Batch data processing and real-time data processing are two methods of processing data that should be used together to improve the value of a business by using a combination of these methods will help a business make more informed decisions and respond more quickly to changing circumstances.

Going to extremes will be wasteful and ugly. If you hear extremes of one over another in your organization you might have a problem or lack of understanding.

Update 2023-01-06

I have received more attention than I should expect. With both positive and negative feedback.

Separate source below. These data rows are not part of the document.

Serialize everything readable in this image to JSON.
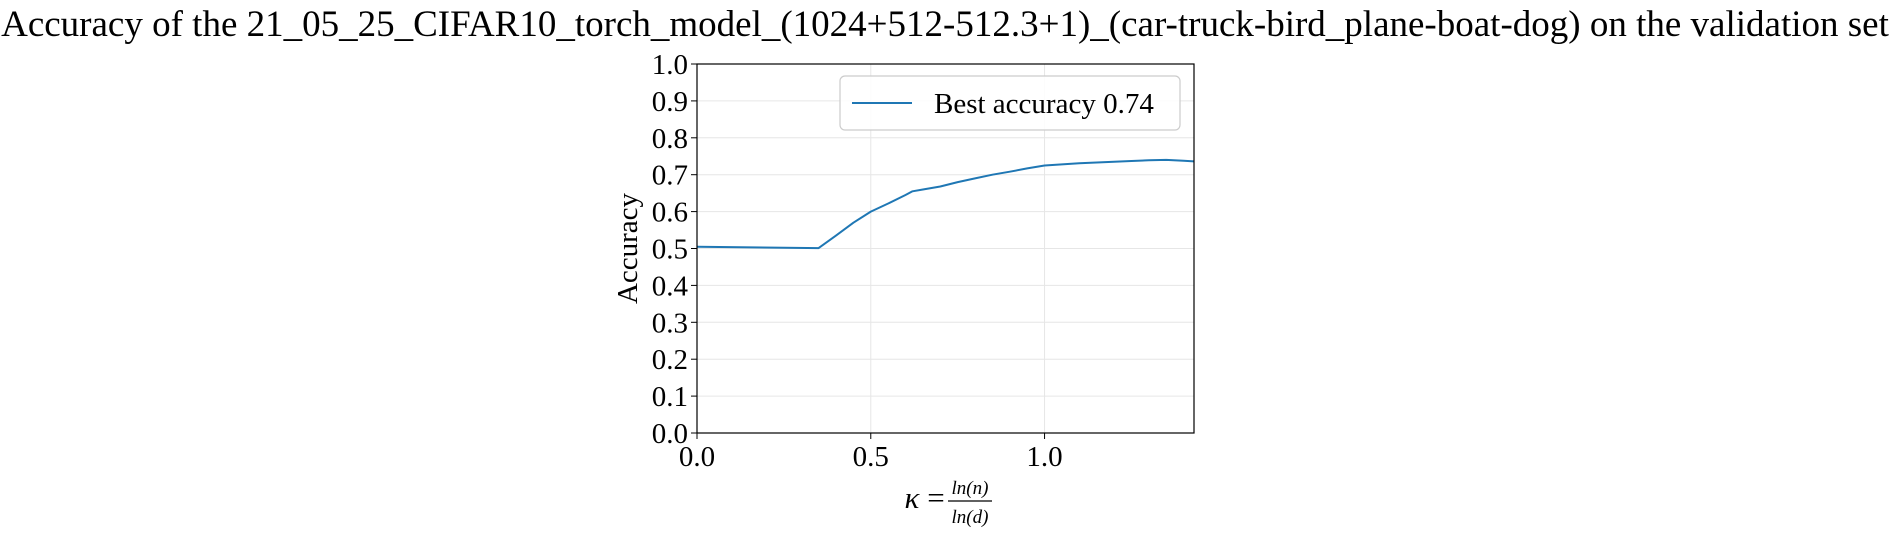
{
  "chart_data": {
    "type": "line",
    "title": "Accuracy of the 21_05_25_CIFAR10_torch_model_(1024+512-512.3+1)_(car-truck-bird_plane-boat-dog) on the validation set",
    "xlabel": {
      "symbol": "κ",
      "equals": "=",
      "numerator": "ln(n)",
      "denominator": "ln(d)"
    },
    "ylabel": "Accuracy",
    "xlim": [
      0.0,
      1.43
    ],
    "ylim": [
      0.0,
      1.0
    ],
    "xticks": [
      {
        "value": 0.0,
        "label": "0.0"
      },
      {
        "value": 0.5,
        "label": "0.5"
      },
      {
        "value": 1.0,
        "label": "1.0"
      }
    ],
    "yticks": [
      {
        "value": 0.0,
        "label": "0.0"
      },
      {
        "value": 0.1,
        "label": "0.1"
      },
      {
        "value": 0.2,
        "label": "0.2"
      },
      {
        "value": 0.3,
        "label": "0.3"
      },
      {
        "value": 0.4,
        "label": "0.4"
      },
      {
        "value": 0.5,
        "label": "0.5"
      },
      {
        "value": 0.6,
        "label": "0.6"
      },
      {
        "value": 0.7,
        "label": "0.7"
      },
      {
        "value": 0.8,
        "label": "0.8"
      },
      {
        "value": 0.9,
        "label": "0.9"
      },
      {
        "value": 1.0,
        "label": "1.0"
      }
    ],
    "grid": true,
    "legend_position": "top-right",
    "series": [
      {
        "name": "Best accuracy 0.74",
        "color": "#1f77b4",
        "x": [
          0.0,
          0.35,
          0.4,
          0.45,
          0.5,
          0.55,
          0.6,
          0.62,
          0.65,
          0.7,
          0.75,
          0.8,
          0.85,
          0.9,
          0.95,
          1.0,
          1.05,
          1.1,
          1.15,
          1.2,
          1.25,
          1.3,
          1.35,
          1.4,
          1.43
        ],
        "y": [
          0.505,
          0.501,
          0.535,
          0.57,
          0.6,
          0.622,
          0.645,
          0.655,
          0.66,
          0.668,
          0.68,
          0.69,
          0.7,
          0.708,
          0.717,
          0.725,
          0.728,
          0.731,
          0.733,
          0.735,
          0.737,
          0.739,
          0.74,
          0.738,
          0.736
        ]
      }
    ]
  }
}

I would like to clarify one thing: Then talking about batch processing and real-time processing I have a very particular example in my head:

"Manager is coming and asking to build you a quarterly report - but in real time", and here we as data engineers must stand our grant and explain what chasing keywords in real-time is not effective because some reports can't be built in real time.

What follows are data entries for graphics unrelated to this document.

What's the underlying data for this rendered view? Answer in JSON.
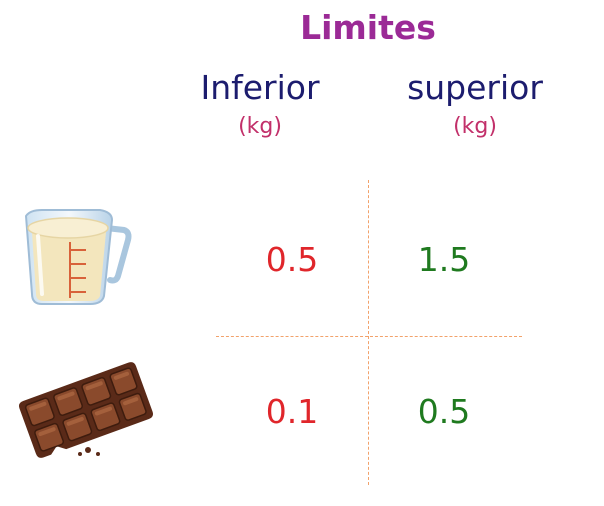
{
  "title": "Limites",
  "columns": [
    {
      "label": "Inferior",
      "unit": "(kg)"
    },
    {
      "label": "superior",
      "unit": "(kg)"
    }
  ],
  "rows": [
    {
      "icon": "measuring-cup-flour-icon",
      "lower": "0.5",
      "upper": "1.5"
    },
    {
      "icon": "chocolate-bar-icon",
      "lower": "0.1",
      "upper": "0.5"
    }
  ],
  "colors": {
    "title": "#9b2a96",
    "header": "#1c1c6e",
    "unit": "#c2306a",
    "lower": "#e0262b",
    "upper": "#1f7a1f",
    "divider": "#f2a26b"
  }
}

I do understand my initial text didn't specify this very important peace and it's only me alone who is responsible for it.

Christine Matousek

Chapter Lead - Data and AI Architecture (AI/ML | Modern Data Architecture | Integration)

2y

The root cause issue is… companies struggle to understand their own use cases, what they are trying to solve primarily. If they fully understood, they would see that most use cases are batch related, not real time needs.

Werner Daehn

BSc Digital Transformation, Chief Software Architect for Data Integration and Big Data

2y

Point 3: The question for your business is, if you know something, how long does the business process take to make a counter action? If the answer is it takes a day or more today, a follow up question is, if that is desired. Shouldn't the process be optimized instead? A new record is entered in the healthcare system: Toxicological report shows an emergency condition. This data is processed in batch, 4 hours later. A day later. 15 minutes later. Patient died meanwhile. A customer ordered 100l oil for cooking. Very unlikely for a private person. The DWH shows that tomorrow but the barrel has been shipped meanwhile. The sales system marked an order as potentially fraudulent. Tomorrow somebody will decide, that it would have been better to not ship. A little bit late.

Werner Daehn

BSc Digital Transformation, Chief Software Architect for Data Integration and Big Data

2y

Point 2: Can Realtime tools be as efficient as batch? That is a though one. A join is a good example of why realtime is problematic. Two line items are changed for a sales order. The stream gets two records hence and should output the joined result. Processing the join once per line item will be expensive. Waiting for 15 minutes and microbatch it is realtime enough. If both line items are changed in the same database transaction, then the stream should join them as one. The optimal solution. Efficient and low latency. Event streaming is a good example why realtime is way more efficient than batch. In event streaming you get the changes. In batch you have to ask the source system for the changes. How often do you read the entire source table just to figure out there was no change at all? How long does you longest delta-job run? Multiple hours? That should be called efficient?

Werner Daehn

BSc Digital Transformation, Chief Software Architect for Data Integration and Big Data

2y

Point 1: If Realtime would be as easy to build and is even more efficient, would you still go for batch processing? According to your analogy, the answer would be No. Please explain the business reasons why you still want to use batch processing.

Uli Bethke

Follow me for SQL Data Pipelines, Snowflake, Data Engineering, XML Conversion

2y

real time is necessary for some edge cases where you need to make automated, well defined and predefined decisions in real time. Most scenarios and use cases just require batch processing though. Implementing real time for everything is nuts. It is complex, brittle and as a result expensive for no added benefits.